Yesterday one of my students, one who almost never engages me in conversation, asked me a question right before class was over: he wanted to know how "infinity" could have different sizes.
My degree was in applied math, not theory. I did calculus, differential equations, partial differential equations, separable differential equation, numerical solutions to differential equations, some math modeling (probably with differential equations), etc. Math history, number theory, set theory, graph theory--those weren't the classes I took in college.
Interestingly, they're covered in varying degrees in the courses I'm taking for my master's degree. Yes, I could have gone to National University and in 10 months picked up a Master's in Education with an Emphasis on Curriculum and Instruction and gotten a mambo-sized pay raise, but instead I chose to pursue a degree that would make me a better math teacher rather than just a better-paid one. I can't fault people who did go the National (or similar) route, as they just played by the system's rules, I just want more.
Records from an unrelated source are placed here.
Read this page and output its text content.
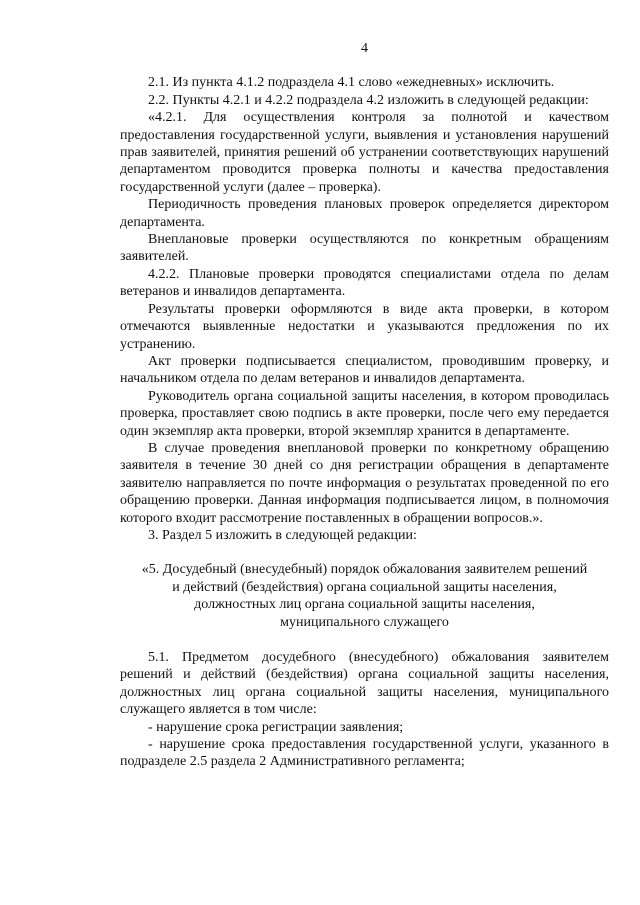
4

2.1. Из пункта 4.1.2 подраздела 4.1 слово «ежедневных» исключить.

2.2. Пункты 4.2.1 и 4.2.2 подраздела 4.2 изложить в следующей редакции:

«4.2.1. Для осуществления контроля за полнотой и качеством предоставления государственной услуги, выявления и установления нарушений прав заявителей, принятия решений об устранении соответствующих нарушений департаментом проводится проверка полноты и качества предоставления государственной услуги (далее – проверка).

Периодичность проведения плановых проверок определяется директором департамента.

Внеплановые проверки осуществляются по конкретным обращениям заявителей.

4.2.2. Плановые проверки проводятся специалистами отдела по делам ветеранов и инвалидов департамента.

Результаты проверки оформляются в виде акта проверки, в котором отмечаются выявленные недостатки и указываются предложения по их устранению.

Акт проверки подписывается специалистом, проводившим проверку, и начальником отдела по делам ветеранов и инвалидов департамента.

Руководитель органа социальной защиты населения, в котором проводилась проверка, проставляет свою подпись в акте проверки, после чего ему передается один экземпляр акта проверки, второй экземпляр хранится в департаменте.

В случае проведения внеплановой проверки по конкретному обращению заявителя в течение 30 дней со дня регистрации обращения в департаменте заявителю направляется по почте информация о результатах проведенной по его обращению проверки. Данная информация подписывается лицом, в полномочия которого входит рассмотрение поставленных в обращении вопросов.».

3. Раздел 5 изложить в следующей редакции:

«5. Досудебный (внесудебный) порядок обжалования заявителем решений
и действий (бездействия) органа социальной защиты населения,
должностных лиц органа социальной защиты населения,
муниципального служащего

5.1. Предметом досудебного (внесудебного) обжалования заявителем решений и действий (бездействия) органа социальной защиты населения, должностных лиц органа социальной защиты населения, муниципального служащего является в том числе:

- нарушение срока регистрации заявления;

- нарушение срока предоставления государственной услуги, указанного в подразделе 2.5 раздела 2 Административного регламента;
And it's working. I'm a much better statistics teacher than I was because now I have both a broader and a deeper understanding of what I teach, I can answer the "why" questions and tempt students with a taste of what university math could have in store for them.
So when this student asked me about infinity, I was able to answer his question somewhat. I told him I'd like to review my notes and to check with me tomorrow, which was today. Last night I consulted my notes and wrote up 2 pages of commentary and examples to show how the size of the infinity that encompasses the set of natural numbers (1, 2, 3, ...) is the same size as that of the integers or even the rational numbers, but the infinity of the set of real numbers (or even just the numbers between 0 and 1) is larger than the infinity of the natural numbers. When my instruction was done today, he and I got together and went through the integers and rational numbers but didn't have time to go through the real numbers. I told him if he couldn't figure out my examples by Monday, we'll meet again then and go through it.
A year ago I wouldn't have been able to answer his question, now I can. That makes me a better math teacher. That's why I'm getting the degree I am.